Wu, Public Officials Discuss Mass/Cass City in Process of Removing Encampments

Mayor Michelle Wu held a press conference on January 10 to provide updates on the public health crisis at Mass and Cass.

“Our efforts here at Mass and Cass have been driven by a public health and housing-led approach,” Wu said, adding that the encampments “are not a safe or healthy place for anyone to be living.”

There is no heat or running water and fires have broken out in the area as people attempt to stay warm.

With this week’s frigid weather especially, there are “ongoing issues around frostbite and hypothermia as temperatures drop,” Wu said.

The Wu administration has surveyed folks living in the Mass/Cass area and between December 6 and December 8, identified 145 people who resided in the area. She said that the city is trying to “meet each person where they are” when it comes to what their needs are regarding housing and medical care.

“Almost all individuals who were surveyed then stated that they’d like to move into low threshold housing,” Wu said, “ but that many of the existing shelter options were not meeting their needs.”

Wu said that following the December survey, resources were provided to those surveyed on December 16 and they were also told that tents would be removed after January 12.

She said that as of Jan. 10, 83 people were living in low threshold housing, and space is available for the 62 remaining people.

Wu said that on Jan. 12, the city will take down tents that had been left as well as “begin clearing the street.”

She said that the public works department will be “investing in street repairs and regular cleanings,” and the Boston Police Department will “ensure a safe environment for residents, businesses, and individuals accessing care.”

Wu also said that it will take “more than one day” to get rid of the encampments.

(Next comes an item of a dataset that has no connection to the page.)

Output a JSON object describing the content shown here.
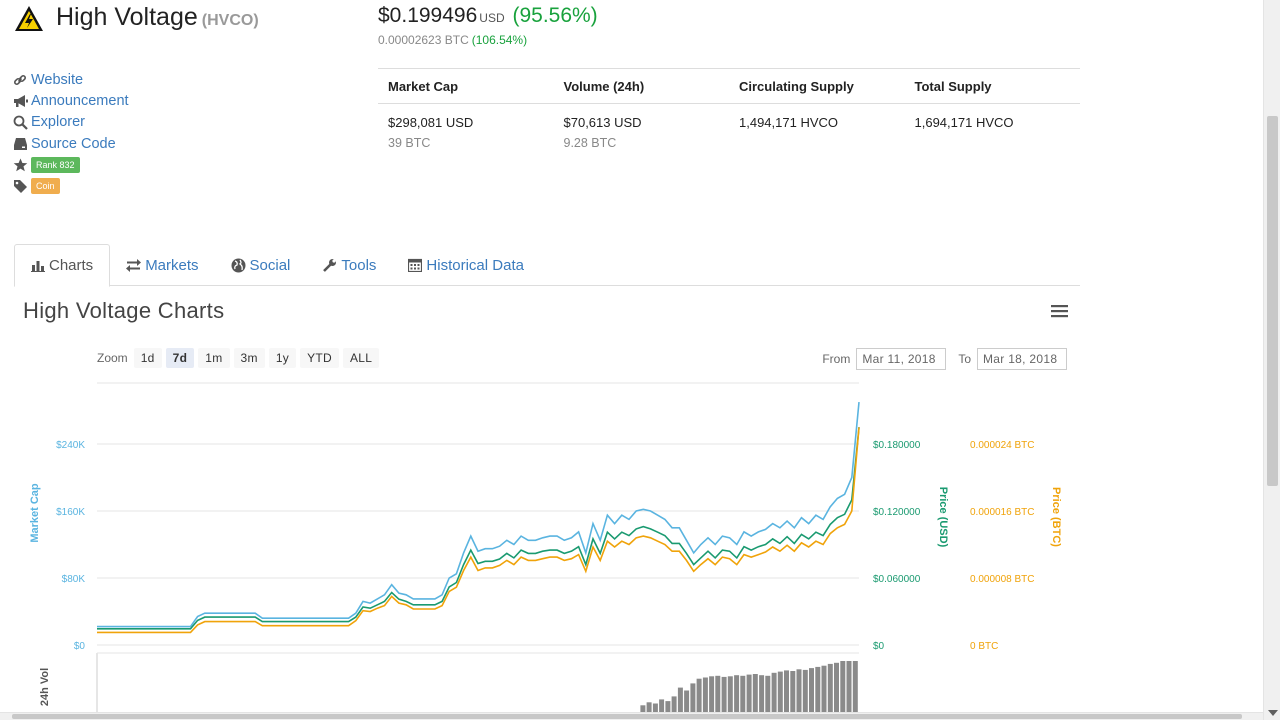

She also said that the city continues to work on longer term efforts, as Wu and city officials visited Long Island last week to assess the condition of the buildings. She said that more “regional investment” as well as collaboration with the state and other cities and towns will be needed.

Chief of Housing Sheila Dillon said that housing for 200 people “has been identified,” and as of the press conference, 159 spaces were up and running and all feature 24 hour staff.

“We’re taking a comprehensive public health approach to this issue,” said Dr. Bisola Ojikutu, Executive Director of the Boston Public Health Commission. “The need for these services will continue and will be great even when the tents in this area are gone.”

She said the approach includes “increasing access to low threshold housing,” as well as “intentionally focusing on health equity.”

Wu acknowledged that there are more than 62 people remaining at Mass and Cass, as there are “people constantly coming and going,” but “our approach is to really understand who is truly living in the encampments and living in this area” and help provide them with services and housing, “then connect with any other folks who might be in the area.”

The administration said that folks are living at the Envision Hotel on S. Huntington Ave., as well as at 112 Southampton St. and Woods-Mullin shelters. The Roundhouse Hotel is also housing folks, as are the new cottages at the Shattuck Campus in Franklin Park, though not all are ready for occupants yet because of delays in getting electricity to the units.